Results: Physicians estimated that it would take about four minutes to thoroughly discuss colorectal cancer screening. Overall, the importance of screening was rated high, with a particular emphasis on colonoscopy. Similarly, physicians had a high estimate of achieving detailed communication about screening. Volunteer faculty rated cost issues as a more important part of the discussion than did academic faculty, and suburban physicians were slightly more likely to emphasize screening with colonoscopy and computed tomography than were urban physicians.

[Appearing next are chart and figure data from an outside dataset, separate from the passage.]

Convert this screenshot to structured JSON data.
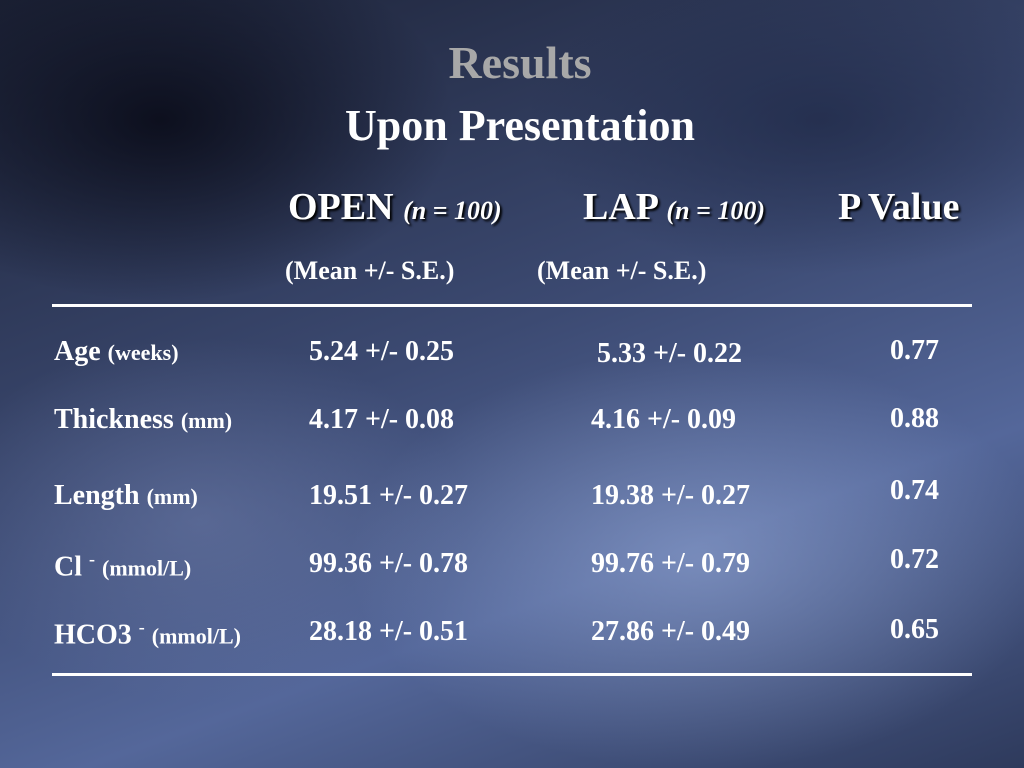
{
  "header": {
    "title": "Results",
    "subtitle": "Upon Presentation"
  },
  "table": {
    "columns": [
      {
        "name": "OPEN",
        "n": "(n = 100)",
        "stat": "(Mean +/- S.E.)"
      },
      {
        "name": "LAP",
        "n": "(n = 100)",
        "stat": "(Mean +/- S.E.)"
      },
      {
        "name": "P Value"
      }
    ],
    "rows": [
      {
        "label": "Age",
        "unit": "(weeks)",
        "open": "5.24 +/- 0.25",
        "lap": "5.33 +/- 0.22",
        "p": "0.77"
      },
      {
        "label": "Thickness",
        "unit": "(mm)",
        "open": "4.17 +/- 0.08",
        "lap": "4.16 +/- 0.09",
        "p": "0.88"
      },
      {
        "label": "Length",
        "unit": "(mm)",
        "open": "19.51 +/- 0.27",
        "lap": "19.38 +/- 0.27",
        "p": "0.74"
      },
      {
        "label": "Cl",
        "sup": "-",
        "unit": "(mmol/L)",
        "open": "99.36 +/- 0.78",
        "lap": "99.76 +/- 0.79",
        "p": "0.72"
      },
      {
        "label": "HCO3",
        "sup": "-",
        "unit": "(mmol/L)",
        "open": "28.18 +/- 0.51",
        "lap": "27.86 +/- 0.49",
        "p": "0.65"
      }
    ]
  }
}
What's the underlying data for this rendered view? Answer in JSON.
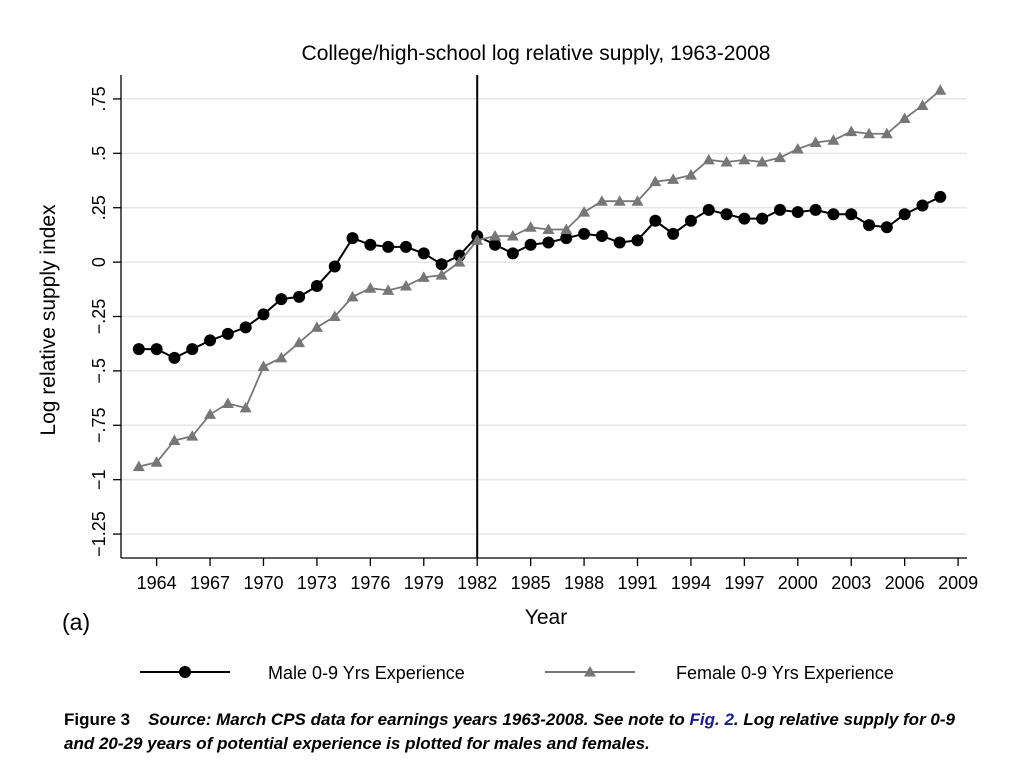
{
  "chart_data": {
    "type": "line",
    "title": "College/high-school log relative supply, 1963-2008",
    "xlabel": "Year",
    "ylabel": "Log relative supply index",
    "panel_label": "(a)",
    "xlim": [
      1962,
      2009.5
    ],
    "ylim": [
      -1.36,
      0.86
    ],
    "x_ticks": [
      1964,
      1967,
      1970,
      1973,
      1976,
      1979,
      1982,
      1985,
      1988,
      1991,
      1994,
      1997,
      2000,
      2003,
      2006,
      2009
    ],
    "y_ticks": [
      {
        "value": 0.75,
        "label": ".75"
      },
      {
        "value": 0.5,
        "label": ".5"
      },
      {
        "value": 0.25,
        "label": ".25"
      },
      {
        "value": 0,
        "label": "0"
      },
      {
        "value": -0.25,
        "label": "−.25"
      },
      {
        "value": -0.5,
        "label": "−.5"
      },
      {
        "value": -0.75,
        "label": "−.75"
      },
      {
        "value": -1,
        "label": "−1"
      },
      {
        "value": -1.25,
        "label": "−1.25"
      }
    ],
    "grid": true,
    "vline_x": 1982,
    "legend_position": "bottom",
    "x": [
      1963,
      1964,
      1965,
      1966,
      1967,
      1968,
      1969,
      1970,
      1971,
      1972,
      1973,
      1974,
      1975,
      1976,
      1977,
      1978,
      1979,
      1980,
      1981,
      1982,
      1983,
      1984,
      1985,
      1986,
      1987,
      1988,
      1989,
      1990,
      1991,
      1992,
      1993,
      1994,
      1995,
      1996,
      1997,
      1998,
      1999,
      2000,
      2001,
      2002,
      2003,
      2004,
      2005,
      2006,
      2007,
      2008
    ],
    "series": [
      {
        "name": "Male 0-9 Yrs Experience",
        "color": "#000000",
        "marker": "circle",
        "values": [
          -0.4,
          -0.4,
          -0.44,
          -0.4,
          -0.36,
          -0.33,
          -0.3,
          -0.24,
          -0.17,
          -0.16,
          -0.11,
          -0.02,
          0.11,
          0.08,
          0.07,
          0.07,
          0.04,
          -0.01,
          0.03,
          0.12,
          0.08,
          0.04,
          0.08,
          0.09,
          0.11,
          0.13,
          0.12,
          0.09,
          0.1,
          0.19,
          0.13,
          0.19,
          0.24,
          0.22,
          0.2,
          0.2,
          0.24,
          0.23,
          0.24,
          0.22,
          0.22,
          0.17,
          0.16,
          0.22,
          0.26,
          0.3
        ]
      },
      {
        "name": "Female 0-9 Yrs Experience",
        "color": "#777777",
        "marker": "triangle",
        "values": [
          -0.94,
          -0.92,
          -0.82,
          -0.8,
          -0.7,
          -0.65,
          -0.67,
          -0.48,
          -0.44,
          -0.37,
          -0.3,
          -0.25,
          -0.16,
          -0.12,
          -0.13,
          -0.11,
          -0.07,
          -0.06,
          0.0,
          0.1,
          0.12,
          0.12,
          0.16,
          0.15,
          0.15,
          0.23,
          0.28,
          0.28,
          0.28,
          0.37,
          0.38,
          0.4,
          0.47,
          0.46,
          0.47,
          0.46,
          0.48,
          0.52,
          0.55,
          0.56,
          0.6,
          0.59,
          0.59,
          0.66,
          0.72,
          0.79
        ]
      }
    ]
  },
  "caption": {
    "label": "Figure 3",
    "text_before": "Source: March CPS data for earnings years 1963-2008. See note to ",
    "link_text": "Fig. 2",
    "text_after": ". Log relative supply for 0-9 and 20-29 years of potential experience is plotted for males and females."
  }
}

The videotapes recorded visits ranging from about five minutes to one and a half hours. Patients were 49.1 to 74.5 years of age. The videos documented low rates of task accomplishment compared with what physicians taking the surveys said was important and said they accomplished. For example, in the survey, physicians rated the importance of describing the screening procedures as high (mean = 8.4 on a scale of 1 to 10; standard deviation = 1.9) and stated they discussed this point with 71.1 percent of their patients. In the video-tape, however, this point was communicated in only 28 percent of encounters. Similarly, high ratings of explaining risks and benefits were not corroborated in the video, with benefits only being mentioned in 28 percent of encounters and no mention of risks. Strong correlations between survey and video were few, but included offering more than one option for colorectal cancer screening and developing a plan for screening. Encounters that resulted in a screening plan included more of the informational/communication tasks reviewed in the survey and took more time. The discussions leading to a plan had a mean duration of 1.6 minutes.
Conclusion: Surveyed physicians varied with regard to the perceived importance of offering patients more than one option for colorectal cancer screening, but all rated the importance of colonoscopy as high. They also indicated that they accomplished specific tasks related to communicating with patients about screening, whereas videotaped interviews showed that physicians may not be communicating enough details about risks and benefits, the procedure, and all available options. Encounters that spent more time on these topics resulted more often in a plan for screening. The authors conclude that physicians tend to overestimate communication behaviors and that improvement is needed.